3. Aux termes de l'article 52 de la loi du 6 août 2015 pour la croissance, l'activité et l'égalité des chances économiques : " I. - Les notaires (...) peuvent librement s'installer dans les zones où l'implantation d'offices apparaît utile pour renforcer la proximité ou l'offre de services. / Ces zones sont déterminées par une carte établie conjointement par les ministres de la justice et de l'économie, sur proposition de l'Autorité de la concurrence en application de l'article L. 462-4-1 du code de commerce. (...) / A cet effet, cette carte identifie les secteurs dans lesquels, pour renforcer la proximité ou l'offre de services, la création de nouveaux offices de notaire (...) apparaît utile. / (...) / II. Dans les zones mentionnées au I, lorsque le demandeur remplit les conditions de nationalité, d'aptitude, d'honorabilité, d'expérience et d'assurance requises pour être nommé en qualité de notaire (...), le ministre de la justice le nomme titulaire de l'office de notaire (...) créé. Un décret précise les conditions d'application du présent alinéa. ".

4. Il résulte des dispositions citées au point précédent que, dès lors que le demandeur en remplit les conditions, il dispose d'un droit à être nommé titulaire de l'office à créer pour lequel il est candidat, sous réserve, ainsi que le prévoit le décret du 20 mai 2016 relatif aux officiers publics et ministériels, de l'ordre d'examen de sa candidature tel qu'il est déterminé par sa date d'enregistrement ou par un tirage au sort.

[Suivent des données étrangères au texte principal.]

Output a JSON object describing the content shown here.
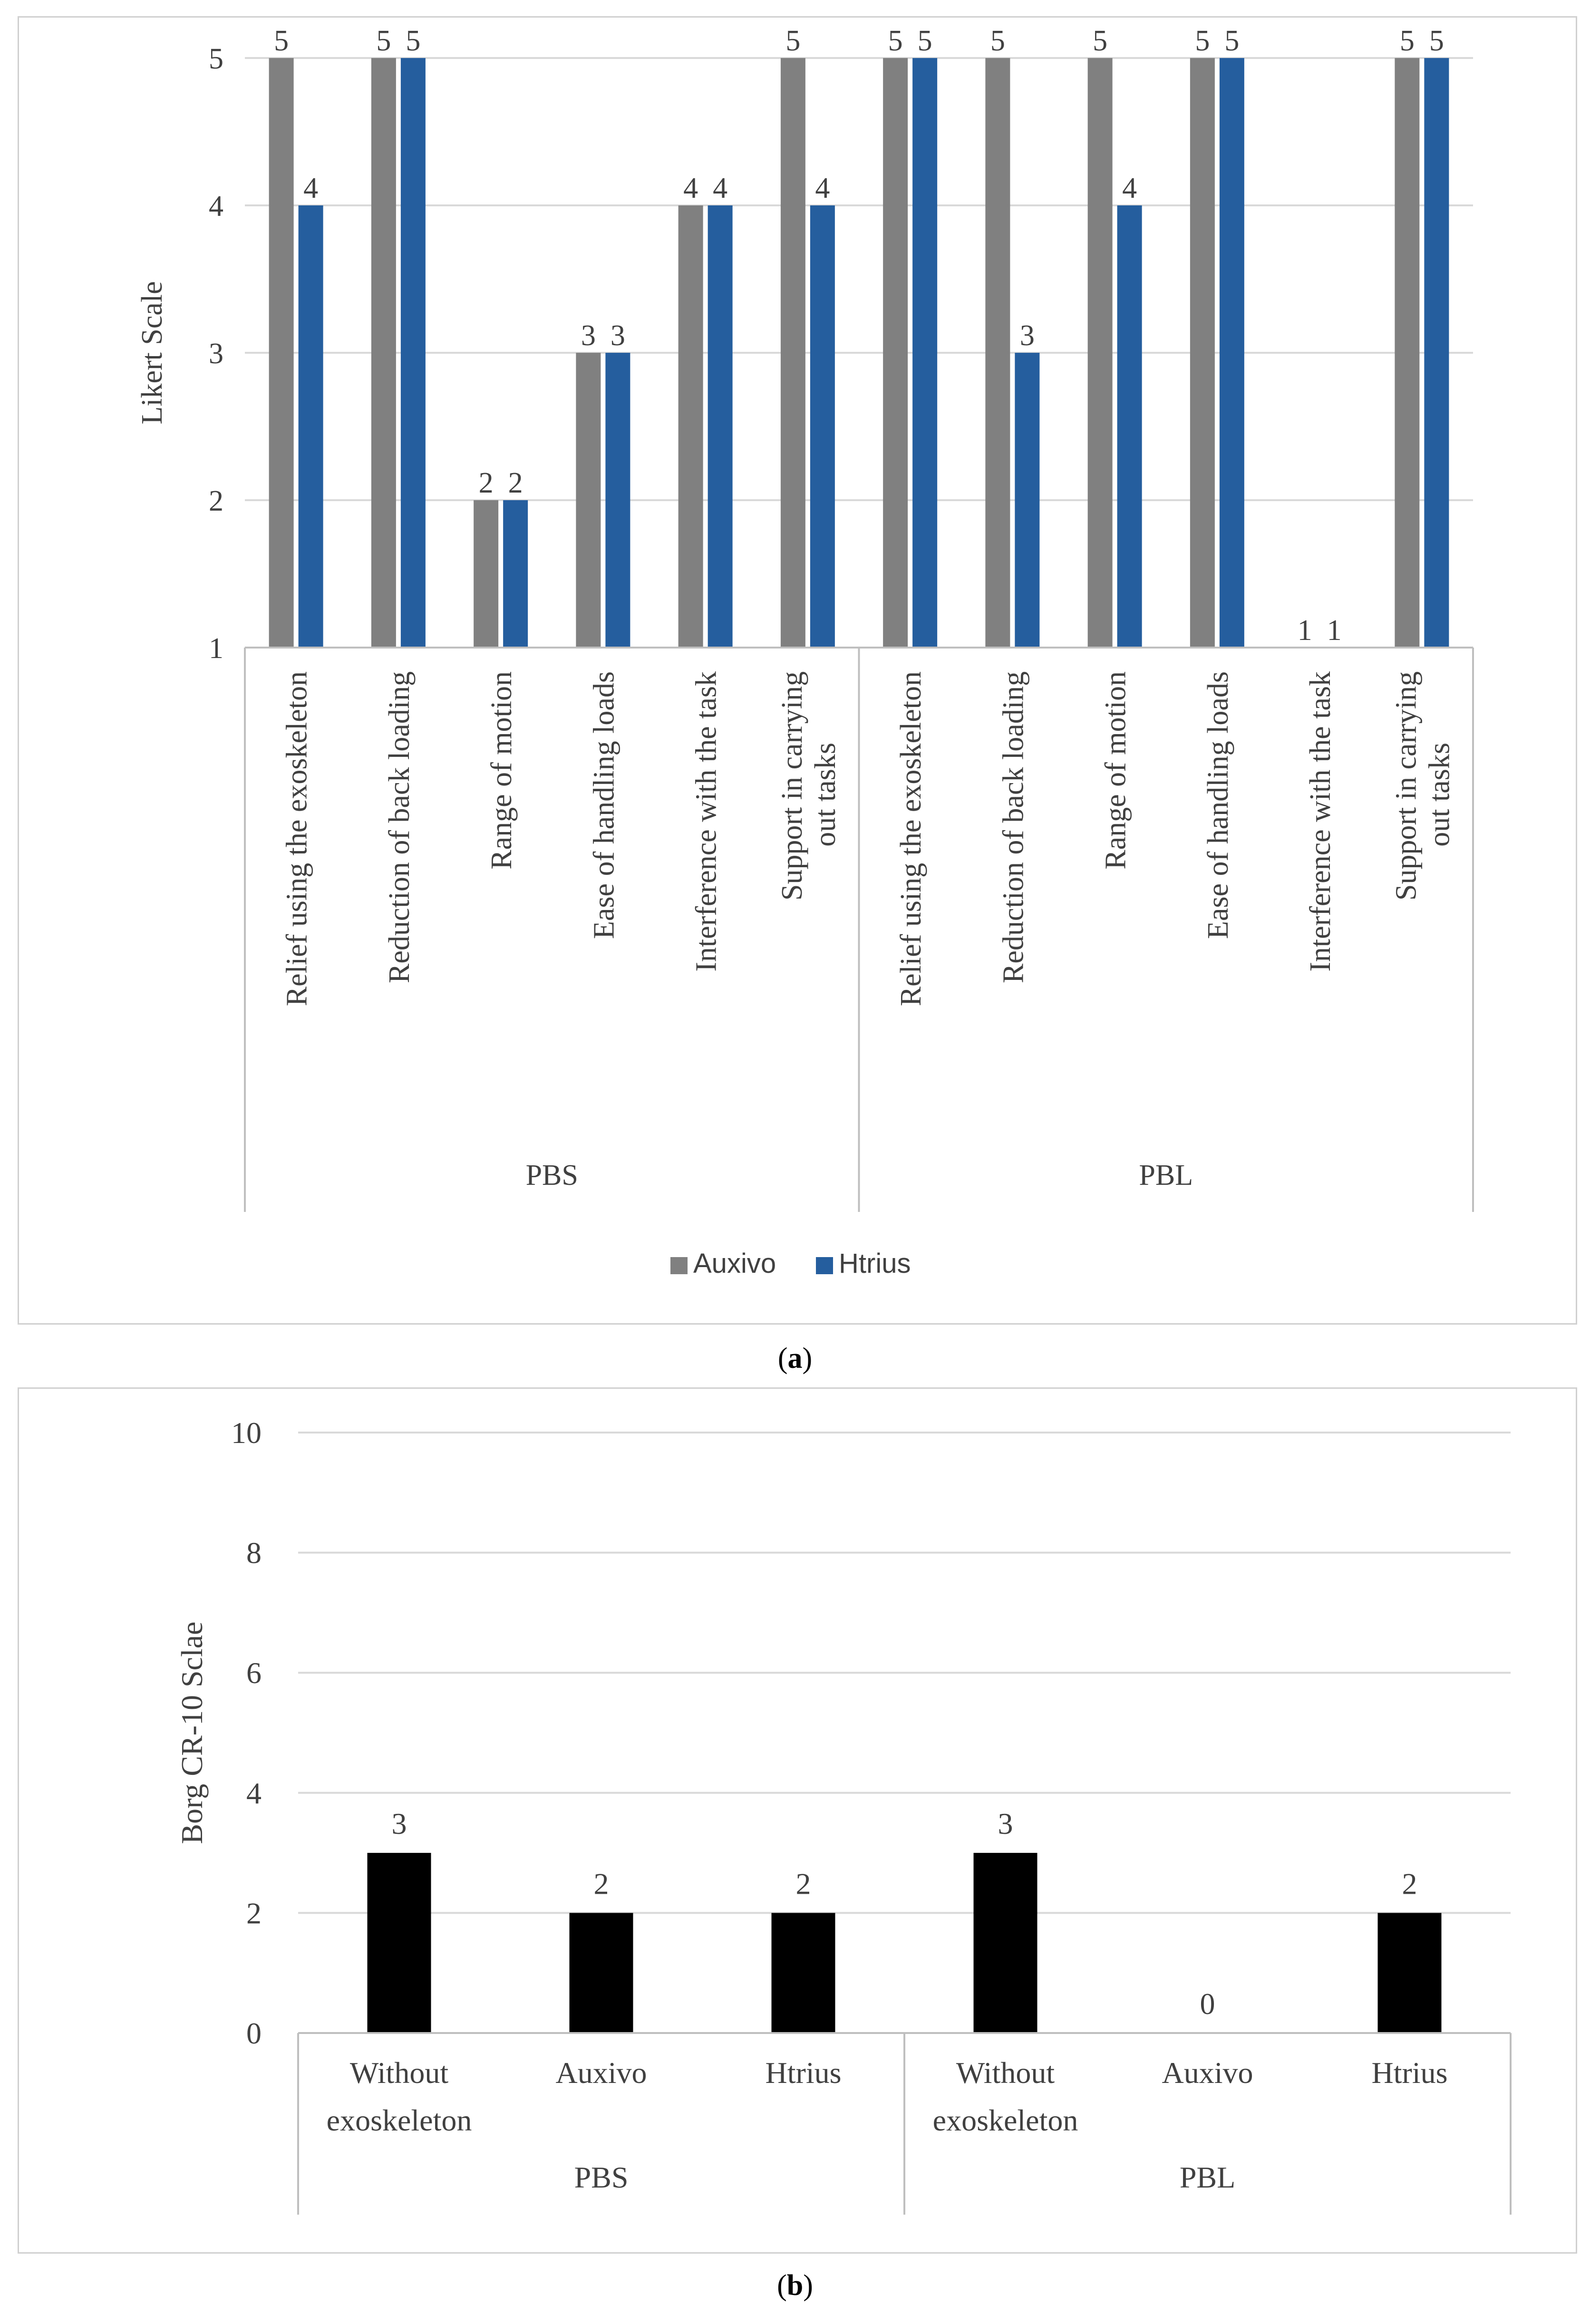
{
  "figure_a": {
    "caption_letter": "a",
    "chart_data": {
      "type": "bar",
      "ylabel": "Likert Scale",
      "ylim": [
        1,
        5
      ],
      "yticks": [
        1,
        2,
        3,
        4,
        5
      ],
      "grid": true,
      "groups": [
        {
          "name": "PBS",
          "categories": [
            "Relief using the exoskeleton",
            "Reduction of back loading",
            "Range of motion",
            "Ease of handling loads",
            "Interference with the task",
            "Support in carrying out tasks"
          ]
        },
        {
          "name": "PBL",
          "categories": [
            "Relief using the exoskeleton",
            "Reduction of back loading",
            "Range of motion",
            "Ease of handling loads",
            "Interference with the task",
            "Support in carrying out tasks"
          ]
        }
      ],
      "series": [
        {
          "name": "Auxivo",
          "color": "#808080",
          "values": [
            5,
            5,
            2,
            3,
            4,
            5,
            5,
            5,
            5,
            5,
            1,
            5
          ]
        },
        {
          "name": "Htrius",
          "color": "#255e9e",
          "values": [
            4,
            5,
            2,
            3,
            4,
            4,
            5,
            3,
            4,
            5,
            1,
            5
          ]
        }
      ],
      "legend": "bottom"
    }
  },
  "figure_b": {
    "caption_letter": "b",
    "chart_data": {
      "type": "bar",
      "ylabel": "Borg CR-10 Sclae",
      "ylim": [
        0,
        10
      ],
      "yticks": [
        0,
        2,
        4,
        6,
        8,
        10
      ],
      "grid": true,
      "groups": [
        {
          "name": "PBS",
          "categories": [
            "Without exoskeleton",
            "Auxivo",
            "Htrius"
          ]
        },
        {
          "name": "PBL",
          "categories": [
            "Without exoskeleton",
            "Auxivo",
            "Htrius"
          ]
        }
      ],
      "series": [
        {
          "name": "Borg CR-10",
          "color": "#000000",
          "values": [
            3,
            2,
            2,
            3,
            0,
            2
          ]
        }
      ]
    }
  }
}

Une décision de refus de nomination, au motif que le candidat ne remplit pas la condition d'aptitude, doit dès lors, en application des dispositions des articles L. 211-2 et L. 211-5 du code des relations entre le public et l'administration, être motivée.

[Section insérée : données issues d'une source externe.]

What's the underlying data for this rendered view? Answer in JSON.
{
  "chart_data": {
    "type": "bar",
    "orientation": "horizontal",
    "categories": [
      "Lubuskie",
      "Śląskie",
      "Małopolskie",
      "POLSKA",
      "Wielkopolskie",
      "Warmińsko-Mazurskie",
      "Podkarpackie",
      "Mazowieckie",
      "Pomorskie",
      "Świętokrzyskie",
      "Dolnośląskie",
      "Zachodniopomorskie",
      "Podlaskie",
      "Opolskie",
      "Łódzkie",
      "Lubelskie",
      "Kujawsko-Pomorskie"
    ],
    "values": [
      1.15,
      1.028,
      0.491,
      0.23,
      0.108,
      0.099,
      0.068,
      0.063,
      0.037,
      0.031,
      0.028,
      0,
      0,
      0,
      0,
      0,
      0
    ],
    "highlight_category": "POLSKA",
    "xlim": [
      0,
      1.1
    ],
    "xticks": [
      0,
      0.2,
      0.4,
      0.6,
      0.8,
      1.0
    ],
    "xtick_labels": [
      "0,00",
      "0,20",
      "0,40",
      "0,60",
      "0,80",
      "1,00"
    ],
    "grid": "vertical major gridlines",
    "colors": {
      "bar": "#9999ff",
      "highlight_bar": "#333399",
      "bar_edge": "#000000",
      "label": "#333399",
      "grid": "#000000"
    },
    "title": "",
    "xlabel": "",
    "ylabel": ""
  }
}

5. La décision de refus de nomination du 26 juillet 2018 vise d'une part l'ordonnance du 28 juin 1945 et le décret du 5 juillet 1973, d'autre part le jugement du tribunal de grande instance de Saintes du 5 février 2013 et l'arrêt de la Cour d'appel de Poitiers du 20 février 2014 qui ont constaté l'inaptitude de M. D... à assurer l'exercice normal de ses fonctions de notaire. En énonçant que les faits qui lui étaient reprochés dans la gestion de son office notarial d'Aulnay de Saintonge excluaient qu'il puisse exercer à nouveau des fonctions de notaire, le ministre s'est approprié le contenu des décisions rendues par le juge judiciaire, qui étaient connues de l'intéressé[GC2]. Par suite, le moyen tiré de l'insuffisante motivation de la décision, en ce qu'elle n'énoncerait pas les faits reprochés, doit être écarté.

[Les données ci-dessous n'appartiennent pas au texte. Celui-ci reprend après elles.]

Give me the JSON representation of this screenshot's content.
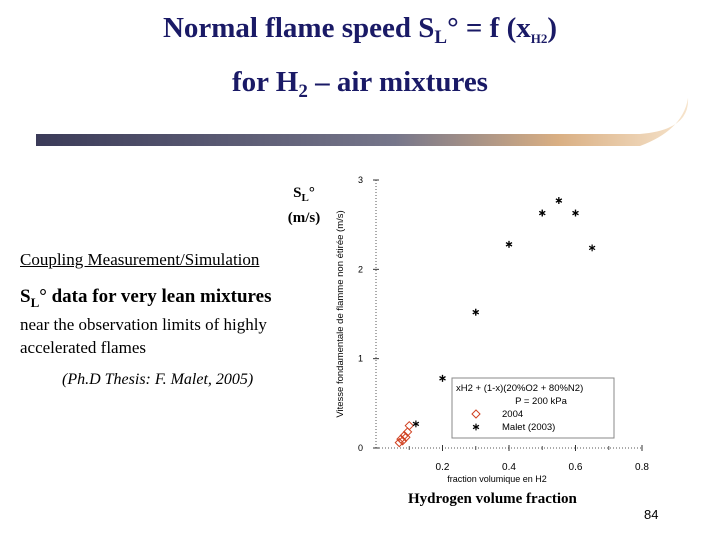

Sur la légalité interne de la décision du 26 juillet 2018 :

6. Aux termes de l'article 45 de l'ordonnance du 28 juin 1945 relative à la discipline des notaires et de certains officiers ministériels : " Tout officier public ou ministériel qui ne prête pas le serment professionnel dans le mois de la publication de sa nomination au Journal officiel est déclaré démissionnaire d'office de ses fonctions sauf s'il peut justifier d'un cas de force majeure. / Peut également être déclaré démissionnaire d'office, après avoir été mis en demeure de présenter ses observations, l'officier public ou ministériel qui, soit en raison de son éloignement prolongé de sa résidence, soit en raison de son état physique ou mental, est empêché d'assurer l'exercice normal de ses fonctions. Les mêmes dispositions sont applicables lorsque, par des manquements répétés à ses obligations professionnelles, l'officier public ou ministériel a révélé son inaptitude à assurer l'exercice normal de ses fonctions. / L'empêchement ou l'inaptitude doit avoir été constaté par le tribunal de grande instance saisi soit par le procureur de la République, soit par le président de la chambre de discipline. Le tribunal statue après avoir entendu le procureur de la République et, s'il est présent, l'officier public ou ministériel préalablement appelé ou son représentant qui peut être soit un officier public ou ministériel de la même catégorie, soit un avocat. (...) ". Aux termes de l'article 3 du décret du 5 juillet 1973 relatif à la formation professionnelle dans le notariat et aux conditions d'accès aux fonctions de notaire : " Nul ne peut être nommé notaire s'il ne remplit les conditions suivantes : (...) 2° N'avoir pas été l'auteur de faits contraires à l'honneur et à la probité (...) ". Aux termes de l'article 49 du même décret : " Peuvent demander leur nomination sur un office à créer les personnes qui remplissent les conditions générales d'aptitude aux fonctions de notaire. (...) ".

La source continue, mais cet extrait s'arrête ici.